How strongly would you say people should be conscious of eating ‘ponmo’ or bush meat?
What we are saying is do not eat sick animals at all. Sick animals contain anthrax and animals that have died from anthrax contain anthrax. Anthrax is present in their skin, hair and meat. The people who work with hides and skin are at risk of anthrax if it came from a dead animal. At this point in time that we have a confirmed case, we are saying look out for the meat that you buy.
If you like bush meat, this could be a time to take a break from it, particularly if you don’t catch it yourself. For livestock, we ask that they be properly inspected and people who own animals should not take sick animals for slaughter.

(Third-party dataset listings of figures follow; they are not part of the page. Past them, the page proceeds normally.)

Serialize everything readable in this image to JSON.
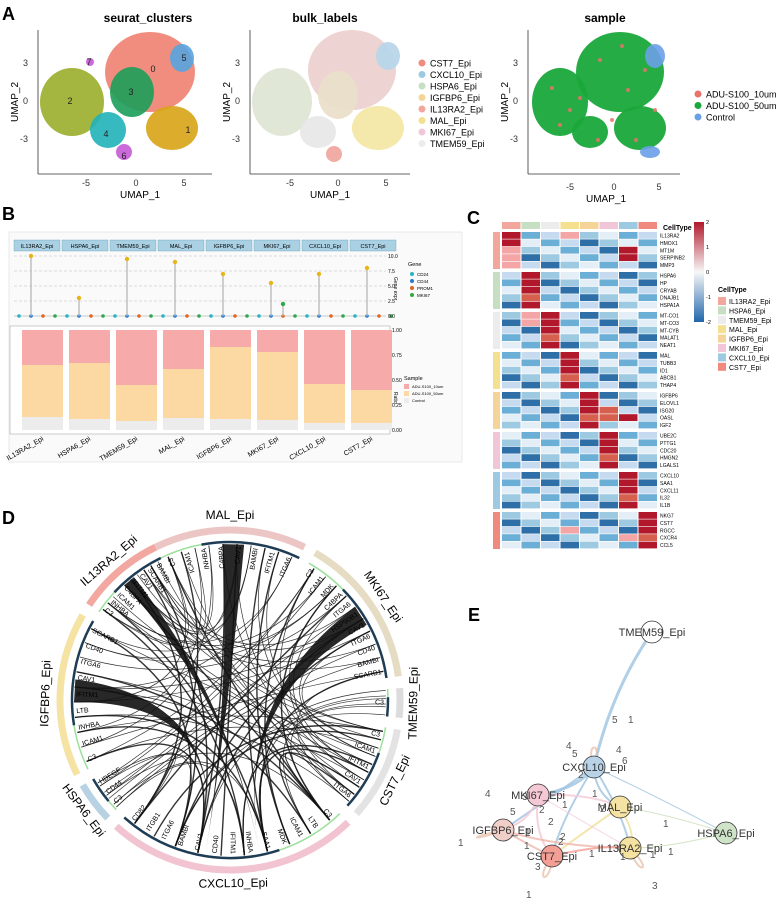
{
  "panels": {
    "A": "A",
    "B": "B",
    "C": "C",
    "D": "D",
    "E": "E"
  },
  "colors": {
    "CST7_Epi": "#f08a7e",
    "CXCL10_Epi": "#9ec9e3",
    "HSPA6_Epi": "#c6dfc2",
    "IGFBP6_Epi": "#f5d49a",
    "IL13RA2_Epi": "#f2a79c",
    "MAL_Epi": "#f4e08f",
    "MKI67_Epi": "#f2c6d9",
    "TMEM59_Epi": "#ececec",
    "ADU_10": "#e8736b",
    "ADU_50": "#1aa83a",
    "Control": "#6aa0e8"
  },
  "panelA": {
    "umaps": [
      {
        "title": "seurat_clusters",
        "xlabel": "UMAP_1",
        "ylabel": "UMAP_2",
        "xticks": [
          "-5",
          "0",
          "5"
        ],
        "yticks": [
          "3",
          "0",
          "-3"
        ],
        "cluster_labels": [
          "0",
          "1",
          "2",
          "3",
          "4",
          "5",
          "6",
          "7"
        ]
      },
      {
        "title": "bulk_labels",
        "xlabel": "UMAP_1",
        "ylabel": "UMAP_2",
        "xticks": [
          "-5",
          "0",
          "5"
        ],
        "yticks": [
          "3",
          "0",
          "-3"
        ]
      },
      {
        "title": "sample",
        "xlabel": "UMAP_1",
        "ylabel": "UMAP_2",
        "xticks": [
          "-5",
          "0",
          "5"
        ],
        "yticks": [
          "3",
          "0",
          "-3"
        ]
      }
    ],
    "bulk_legend": [
      "CST7_Epi",
      "CXCL10_Epi",
      "HSPA6_Epi",
      "IGFBP6_Epi",
      "IL13RA2_Epi",
      "MAL_Epi",
      "MKI67_Epi",
      "TMEM59_Epi"
    ],
    "sample_legend": [
      "ADU-S100_10um",
      "ADU-S100_50um",
      "Control"
    ]
  },
  "panelB": {
    "cell_types": [
      "IL13RA2_Epi",
      "HSPA6_Epi",
      "TMEM59_Epi",
      "MAL_Epi",
      "IGFBP6_Epi",
      "MKI67_Epi",
      "CXCL10_Epi",
      "CST7_Epi"
    ],
    "lollipop_heights": [
      10,
      3,
      9.5,
      9,
      7,
      5.5,
      7,
      8
    ],
    "mki67_extra": 2,
    "y1_ticks": [
      "10.0",
      "7.5",
      "5.0",
      "2.5",
      "0.0"
    ],
    "y1_label": "Gene expr",
    "gene_legend_title": "Gene",
    "genes": [
      "CD24",
      "CD44",
      "PROM1",
      "MKI67"
    ],
    "gene_colors": [
      "#26b5c6",
      "#2a7bd0",
      "#e0651e",
      "#2fa84a"
    ],
    "proportions": {
      "Control": [
        0.13,
        0.11,
        0.09,
        0.12,
        0.11,
        0.1,
        0.07,
        0.07
      ],
      "ADU_50": [
        0.52,
        0.56,
        0.36,
        0.49,
        0.72,
        0.68,
        0.39,
        0.33
      ],
      "ADU_10": [
        0.35,
        0.33,
        0.55,
        0.39,
        0.17,
        0.22,
        0.54,
        0.6
      ]
    },
    "y2_ticks": [
      "1.00",
      "0.75",
      "0.50",
      "0.25",
      "0.00"
    ],
    "y2_label": "Ratio",
    "sample_legend_title": "Sample",
    "sample_legend": [
      "ADU-S100_10um",
      "ADU-S100_50um",
      "Control"
    ]
  },
  "panelC": {
    "celltype_title": "CellType",
    "scale_ticks": [
      "2",
      "1",
      "0",
      "-1",
      "-2"
    ],
    "groups": [
      {
        "type": "IL13RA2_Epi",
        "genes": [
          "IL13RA2",
          "HMOX1",
          "MT1M",
          "SERPINB2",
          "MMP3"
        ]
      },
      {
        "type": "HSPA6_Epi",
        "genes": [
          "HSPA6",
          "HP",
          "CRYAB",
          "DNAJB1",
          "HSPA1A"
        ]
      },
      {
        "type": "TMEM59_Epi",
        "genes": [
          "MT-CO1",
          "MT-CO3",
          "MT-CYB",
          "MALAT1",
          "NEAT1"
        ]
      },
      {
        "type": "MAL_Epi",
        "genes": [
          "MAL",
          "TUBB3",
          "ID1",
          "ABCB1",
          "THAP4"
        ]
      },
      {
        "type": "IGFBP6_Epi",
        "genes": [
          "IGFBP6",
          "ELOVL1",
          "ISG20",
          "OASL",
          "IGF2"
        ]
      },
      {
        "type": "MKI67_Epi",
        "genes": [
          "UBE2C",
          "PTTG1",
          "CDC20",
          "HMGN2",
          "LGALS1"
        ]
      },
      {
        "type": "CXCL10_Epi",
        "genes": [
          "CXCL10",
          "SAA1",
          "CXCL11",
          "IL32",
          "IL1B"
        ]
      },
      {
        "type": "CST7_Epi",
        "genes": [
          "NKG7",
          "CST7",
          "RGCC",
          "CXCR4",
          "CCL5"
        ]
      }
    ],
    "legend": [
      "IL13RA2_Epi",
      "HSPA6_Epi",
      "TMEM59_Epi",
      "MAL_Epi",
      "IGFBP6_Epi",
      "MKI67_Epi",
      "CXCL10_Epi",
      "CST7_Epi"
    ]
  },
  "panelD": {
    "sectors": [
      {
        "name": "MAL_Epi",
        "genes": [
          "C3",
          "ICAM1",
          "INHBA",
          "C4BPA",
          "CAV1",
          "BAMBI",
          "IFITM1",
          "ITGA6"
        ]
      },
      {
        "name": "MKI67_Epi",
        "genes": [
          "C3",
          "ICAM1",
          "MDK",
          "C4BPA",
          "ITGA6",
          "HSP90B1",
          "CAV1",
          "ITGA6",
          "CD40",
          "BAMBI",
          "SCARB1"
        ]
      },
      {
        "name": "TMEM59_Epi",
        "genes": [
          "C3"
        ]
      },
      {
        "name": "CST7_Epi",
        "genes": [
          "C3",
          "ICAM1",
          "IFITM1",
          "CAV1",
          "ITGA6"
        ]
      },
      {
        "name": "CXCL10_Epi",
        "genes": [
          "C3",
          "LTB",
          "ICAM1",
          "MDK",
          "SAA1",
          "INHBA",
          "IFITM1",
          "CD40",
          "CAV1",
          "BAMBI",
          "ITGA6",
          "ITGB1",
          "CD82"
        ]
      },
      {
        "name": "HSPA6_Epi",
        "genes": [
          "C3",
          "CD44",
          "HBEGF"
        ]
      },
      {
        "name": "IGFBP6_Epi",
        "genes": [
          "C3",
          "ICAM1",
          "INHBA",
          "LTB",
          "IFITM1",
          "CAV1",
          "ITGA6",
          "CD40",
          "SCARB1"
        ]
      },
      {
        "name": "IL13RA2_Epi",
        "genes": [
          "C3",
          "INHBA",
          "ICAM1",
          "C4BPA",
          "IFITM1",
          "CAV1",
          "SCARB1",
          "BAMBI"
        ]
      }
    ]
  },
  "panelE": {
    "nodes": [
      "TMEM59_Epi",
      "CXCL10_Epi",
      "MKI67_Epi",
      "MAL_Epi",
      "IGFBP6_Epi",
      "HSPA6_Epi",
      "CST7_Epi",
      "IL13RA2_Epi"
    ],
    "edge_labels": [
      "5",
      "1",
      "4",
      "5",
      "4",
      "6",
      "2",
      "3",
      "1",
      "4",
      "2",
      "5",
      "2",
      "1",
      "2",
      "1",
      "2",
      "1",
      "3",
      "1",
      "1",
      "1",
      "1",
      "2",
      "1",
      "3",
      "1",
      "1"
    ]
  }
}
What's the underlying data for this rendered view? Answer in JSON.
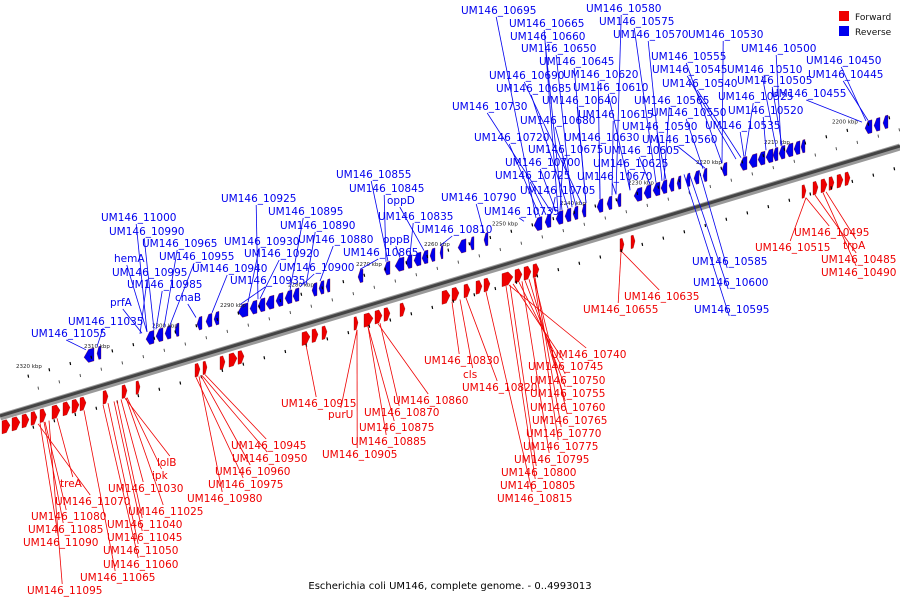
{
  "caption": "Escherichia coli UM146, complete genome. - 0..4993013",
  "legend": [
    {
      "label": "Forward",
      "color": "#ee0000"
    },
    {
      "label": "Reverse",
      "color": "#0000ee"
    }
  ],
  "colors": {
    "forward": "#ee0000",
    "reverse": "#0000ee",
    "backbone": "#777777"
  },
  "scale_ticks": [
    "2320 kbp",
    "2310 kbp",
    "2300 kbp",
    "2290 kbp",
    "2280 kbp",
    "2270 kbp",
    "2260 kbp",
    "2250 kbp",
    "2240 kbp",
    "2230 kbp",
    "2220 kbp",
    "2210 kbp",
    "2200 kbp"
  ],
  "reverse_labels": [
    "UM146_10695",
    "UM146_10580",
    "UM146_10665",
    "UM146_10575",
    "UM146_10660",
    "UM146_10570",
    "UM146_10530",
    "UM146_10650",
    "UM146_10500",
    "UM146_10645",
    "UM146_10555",
    "UM146_10450",
    "UM146_10620",
    "UM146_10545",
    "UM146_10510",
    "UM146_10690",
    "UM146_10445",
    "UM146_10685",
    "UM146_10610",
    "UM146_10540",
    "UM146_10505",
    "UM146_10640",
    "UM146_10565",
    "UM146_10525",
    "UM146_10455",
    "UM146_10730",
    "UM146_10615",
    "UM146_10550",
    "UM146_10520",
    "UM146_10680",
    "UM146_10590",
    "UM146_10535",
    "UM146_10720",
    "UM146_10630",
    "UM146_10560",
    "UM146_10675",
    "UM146_10605",
    "UM146_10700",
    "UM146_10625",
    "UM146_10725",
    "UM146_10670",
    "UM146_10855",
    "UM146_10705",
    "UM146_10845",
    "UM146_10790",
    "UM146_10925",
    "oppD",
    "UM146_10735",
    "UM146_10895",
    "UM146_10835",
    "UM146_11000",
    "UM146_10890",
    "UM146_10810",
    "UM146_10990",
    "UM146_10930",
    "UM146_10880",
    "oppB",
    "UM146_10965",
    "UM146_10920",
    "UM146_10865",
    "hemA",
    "UM146_10955",
    "UM146_10900",
    "UM146_10995",
    "UM146_10940",
    "UM146_10985",
    "chaB",
    "prfA",
    "UM146_10935",
    "UM146_11035",
    "UM146_11055",
    "UM146_10585",
    "UM146_10600",
    "UM146_10595"
  ],
  "forward_labels": [
    "UM146_10495",
    "trpA",
    "UM146_10515",
    "UM146_10485",
    "UM146_10490",
    "UM146_10635",
    "UM146_10655",
    "UM146_10740",
    "UM146_10830",
    "UM146_10745",
    "cls",
    "UM146_10750",
    "UM146_10820",
    "UM146_10755",
    "UM146_10860",
    "UM146_10915",
    "UM146_10760",
    "UM146_10870",
    "purU",
    "UM146_10765",
    "UM146_10875",
    "UM146_10770",
    "UM146_10885",
    "UM146_10945",
    "UM146_10775",
    "UM146_10905",
    "lolB",
    "UM146_10950",
    "UM146_10795",
    "ipk",
    "UM146_10960",
    "UM146_10800",
    "UM146_11030",
    "UM146_10975",
    "treA",
    "UM146_10805",
    "UM146_11070",
    "UM146_10980",
    "UM146_10815",
    "UM146_11025",
    "UM146_11080",
    "UM146_11040",
    "UM146_11085",
    "UM146_11045",
    "UM146_11090",
    "UM146_11050",
    "UM146_11060",
    "UM146_11065",
    "UM146_11095"
  ]
}
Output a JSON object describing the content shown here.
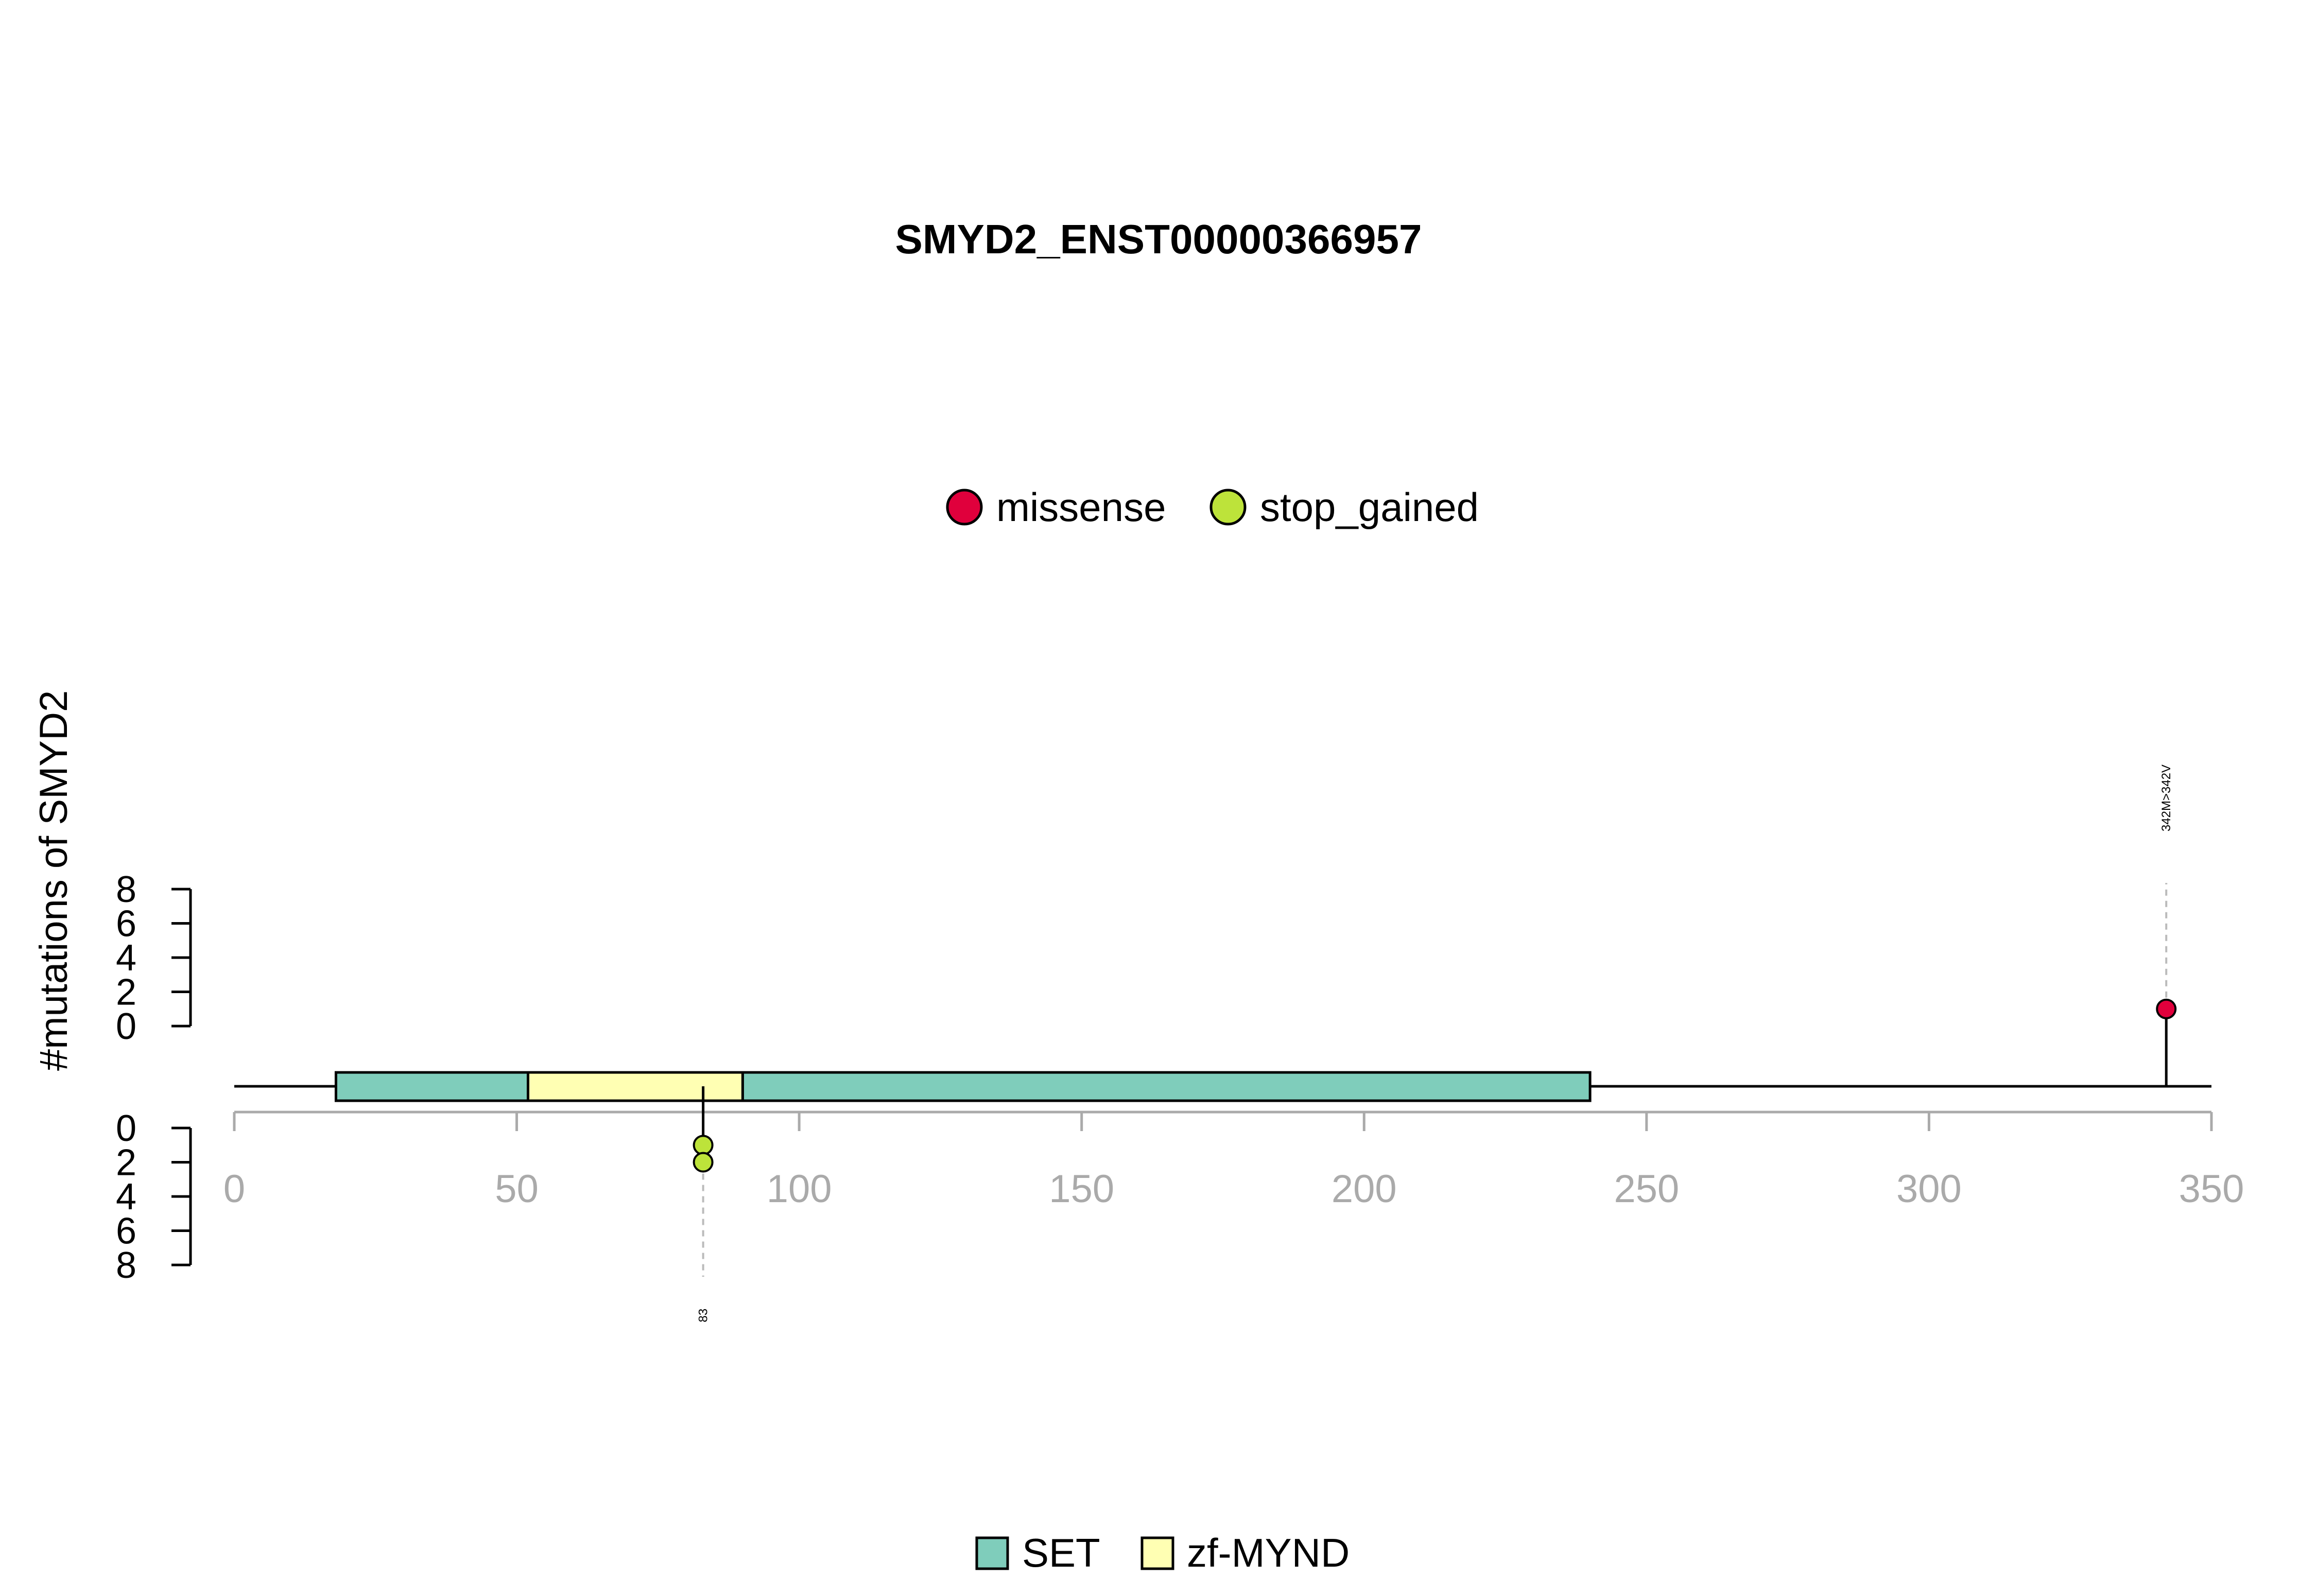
{
  "chart_data": {
    "type": "lollipop",
    "title": "SMYD2_ENST00000366957",
    "ylabel": "#mutations of SMYD2",
    "protein_length": 350,
    "xlim": [
      0,
      350
    ],
    "xticks": [
      0,
      50,
      100,
      150,
      200,
      250,
      300,
      350
    ],
    "ylim_top": [
      0,
      8
    ],
    "ylim_bottom": [
      0,
      8
    ],
    "yticks": [
      0,
      2,
      4,
      6,
      8
    ],
    "domains": [
      {
        "name": "SET",
        "start": 18,
        "end": 52,
        "color": "#7fcdbb"
      },
      {
        "name": "zf-MYND",
        "start": 52,
        "end": 90,
        "color": "#ffffb3"
      },
      {
        "name": "SET",
        "start": 90,
        "end": 240,
        "color": "#7fcdbb"
      }
    ],
    "domain_legend": [
      {
        "name": "SET",
        "color": "#7fcdbb"
      },
      {
        "name": "zf-MYND",
        "color": "#ffffb3"
      }
    ],
    "mutation_legend": [
      {
        "name": "missense",
        "color": "#e0003c"
      },
      {
        "name": "stop_gained",
        "color": "#bde33a"
      }
    ],
    "mutations": [
      {
        "position": 342,
        "count": 1,
        "type": "missense",
        "side": "top",
        "label": "342M>342V"
      },
      {
        "position": 83,
        "count": 2,
        "type": "stop_gained",
        "side": "bottom",
        "label": "83"
      }
    ]
  }
}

How much coordination does the agency have with state infectious diseases officers as regards going to slaughter slabs to administer vaccines and is there a threat of transference from animals to humans if there is interaction during slaughtering or trading?
The bacteria that cause anthrax can infect both animals and humans. It is primarily an animal disease but humans who are exposed to sick animals are also at risk of catching anthrax. It is a zoonotic illness, and, by definition, zoonotic illness is primarily found in animals but is capable of infecting humans as well. Anthrax meets the definition.
It is a zoonotic illness like COVID-19, which might have started in animals then spread to humans. Other zoonotic illnesses are Lassa fever, monkeypox and the like. The abattoirs and meat sector are under the regulation of state ministries of agriculture and rural development or livestock. They have full access to abattoirs as they are meant to regulate abattoirs within states.
These authorities including the veterinary public health officers and veterinary services in respective states are being notified by our colleagues in the Federal Ministry of Agriculture and Rural Development to be on alert, sensitise the public and meat workers about the likelihood of anthrax.
The Senate suggested that your agency, the Federal Ministry of Agriculture and Rural Development as well as the Ministry of Health should urgently embark on a nationwide vaccination of livestock against anthrax. Is it something being considered by the NCDC and others?
We like the idea that the NCDC is being mentioned as being responsible for everything because it reflects the trust of authorities and the public in the agency. However, it is important to highlight that we don’t look after animals. The animal sector is under the jurisdiction of our colleagues in the Federal Ministry of Agriculture and Rural Development, specifically, under the veterinary and pest control services. There are vaccines to protect animals present in the country, which I think was produced by the National Veterinary Research Institute. At the moment, the strategy is to conduct ring vaccination around suspected or confirmed cases. Vaccines are always available and people who have animal farms and look after animals are meant to liaise with their local public health vet to arrange a vaccination programme for their animals.
It is similar to owning a dog as a pet and having a vet to give it necessary vaccines. The vaccines have always been available. Perhaps we will now see an increased uptake now that there has been confirmation of anthrax in the country.
For a mass vaccination campaign in terms of responding to the outbreak, it will depend on where the outbreak goes because it is a major endeavour to try and vaccinate all livestock in and around the country. The more important thing at the moment is to respond to what is going on and encourage animal owners to make use of available public health veterinary services to make arrangements for routine immunisation of their livestock.